IT/가짜연구소 스터디

[DA] 4-3. Importing Data from Databases

Millennials 2022. 9. 13. 21:37

해당 내용은 Datacamp의 Data engineering track을 정리했습니다.
4. Streamlined Data Ingestion with pandas의 chapter 1에 대한 내용입니다.

1. Introduction to databases

관계형 데이터베이스는 테이블(table)들에 행(rows)와 열(columns)로 이루어져 있습니다. 행들에 각 실제 값들이 들어가게 되고, column에 그 속성이 들어가게 됩니다.

관계형 데이터베이스는 고유한 식별자(unique keys)를 통해 테이블을 연결하거나 관리할 수 있다는 점에서 다른 종류의 데이터들 데이터프레임, excel 등과 다릅니다.

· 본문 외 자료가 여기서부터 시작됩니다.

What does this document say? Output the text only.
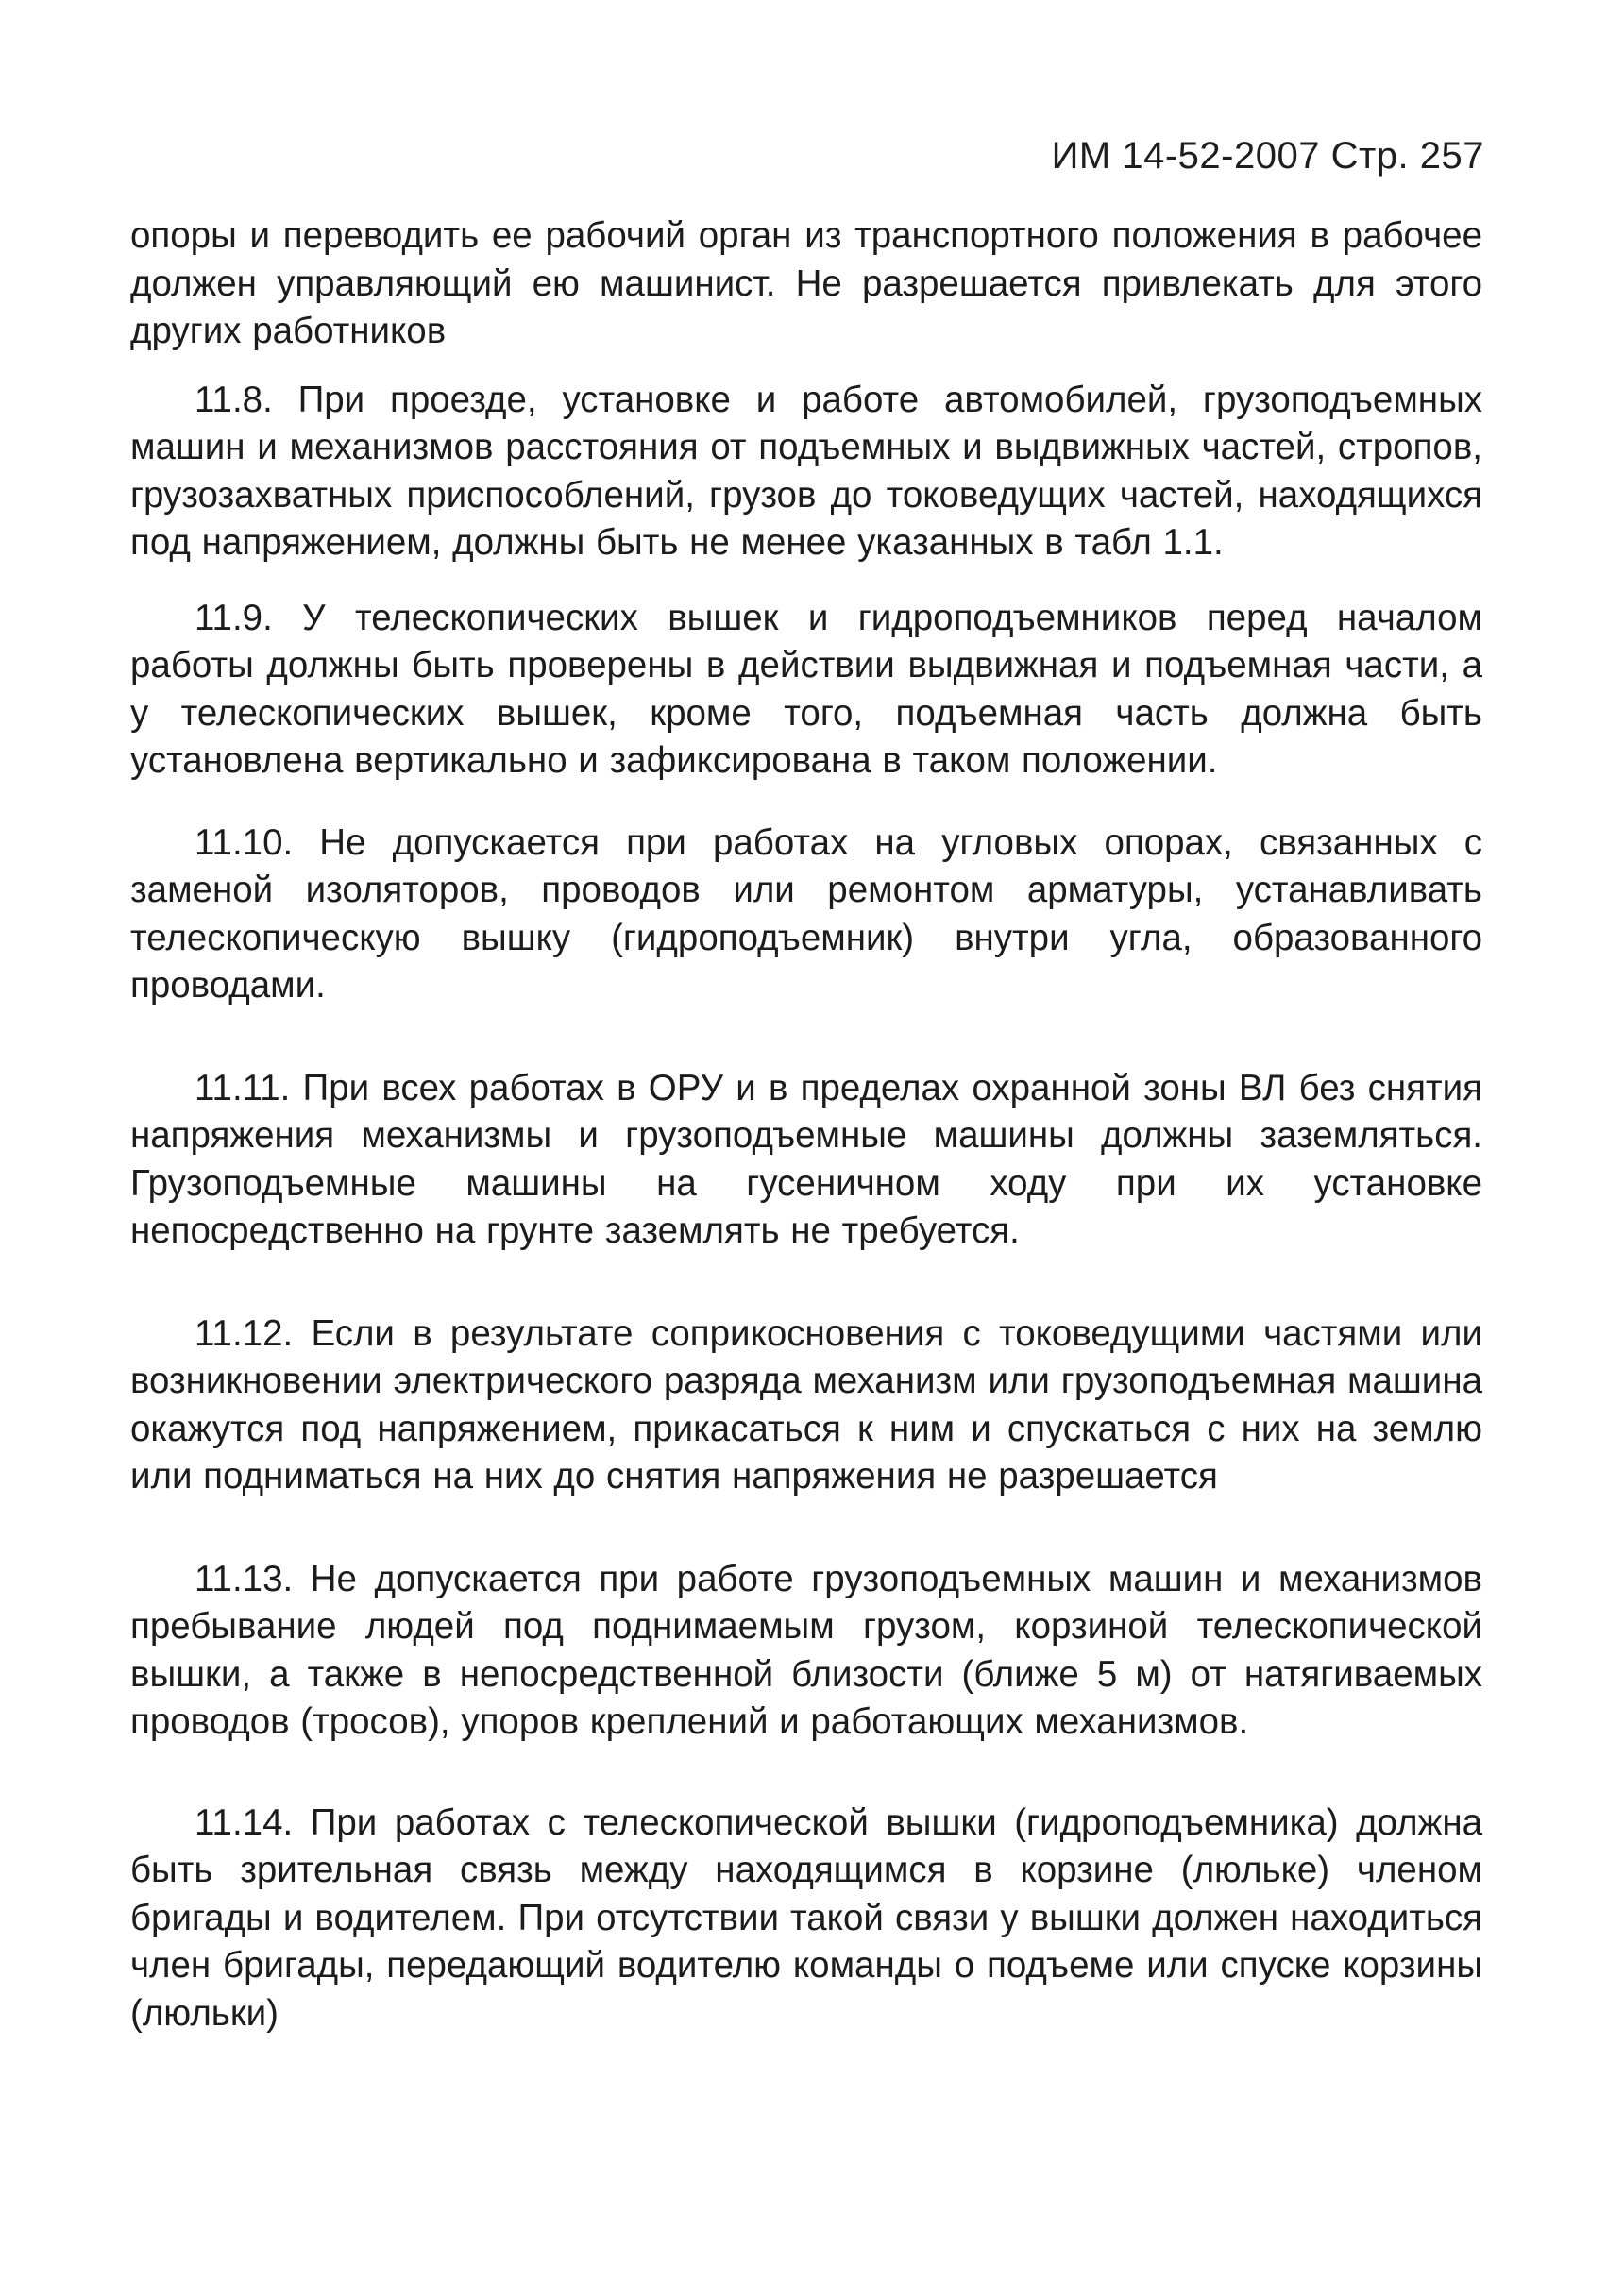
ИМ 14-52-2007 Стр. 257

опоры и переводить ее рабочий орган из транспортного положения в рабочее должен управляющий ею машинист. Не разрешается привлекать для этого других работников

11.8. При проезде, установке и работе автомобилей, грузоподъемных машин и механизмов расстояния от подъемных и выдвижных частей, стропов, грузозахватных приспособлений, грузов до токоведущих частей, находящихся под напряжением, должны быть не менее указанных в табл 1.1.

11.9. У телескопических вышек и гидроподъемников перед началом работы должны быть проверены в действии выдвижная и подъемная части, а у телескопических вышек, кроме того, подъемная часть должна быть установлена вертикально и зафиксирована в таком положении.

11.10. Не допускается при работах на угловых опорах, связанных с заменой изоляторов, проводов или ремонтом арматуры, устанавливать телескопическую вышку (гидроподъемник) внутри угла, образованного проводами.

11.11. При всех работах в ОРУ и в пределах охранной зоны ВЛ без снятия напряжения механизмы и грузоподъемные машины должны заземляться. Грузоподъемные машины на гусеничном ходу при их установке непосредственно на грунте заземлять не требуется.

11.12. Если в результате соприкосновения с токоведущими частями или возникновении электрического разряда механизм или грузоподъемная машина окажутся под напряжением, прикасаться к ним и спускаться с них на землю или подниматься на них до снятия напряжения не разрешается

11.13. Не допускается при работе грузоподъемных машин и механизмов пребывание людей под поднимаемым грузом, корзиной телескопической вышки, а также в непосредственной близости (ближе 5 м) от натягиваемых проводов (тросов), упоров креплений и работающих механизмов.

11.14. При работах с телескопической вышки (гидроподъемника) должна быть зрительная связь между находящимся в корзине (люльке) членом бригады и водителем. При отсутствии такой связи у вышки должен находиться член бригады, передающий водителю команды о подъеме или спуске корзины (люльки)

데이터베이스에서 데이터를 읽는 것은 2단계 프로세스를 거칩니다.

database에 연결(connect)합니다.
SQL 혹은 Pandas 언어로 query를 보내 가져옵니다.

관계형 데이터베이스와 작업할 수 있는 도구가 있는 SQLAlchemy 라이브러리를 사용하게 될 것입니다. 특히 SQLAlchemy 의 create_engine() 을 이용해서 데이터 베이스에 연결해서 핸들할 수 있는 엔진을 만들 것입니다.

엔진은 데이터 베이스의 URL을 가져와 데이터베이스에 연결하도록 합니다. 이 URL 패턴은 데이터베이스 종류마다 조금씩 다를 수 있습니다.

pandas 에서는 pd.read_sql(query, engine) 을 사용합니다.
query : SQL 문
engine : 데이터베이스에 연결하는 engine

# Load libraries
import pandas as pd
from sqlalchemy import create_engine

# Create the database engine
engine = create_engine('sqlite:///data.db')

# Load hpd311calls without any SQL
hpd_calls = pd.read_sql("hpd311calls", engine)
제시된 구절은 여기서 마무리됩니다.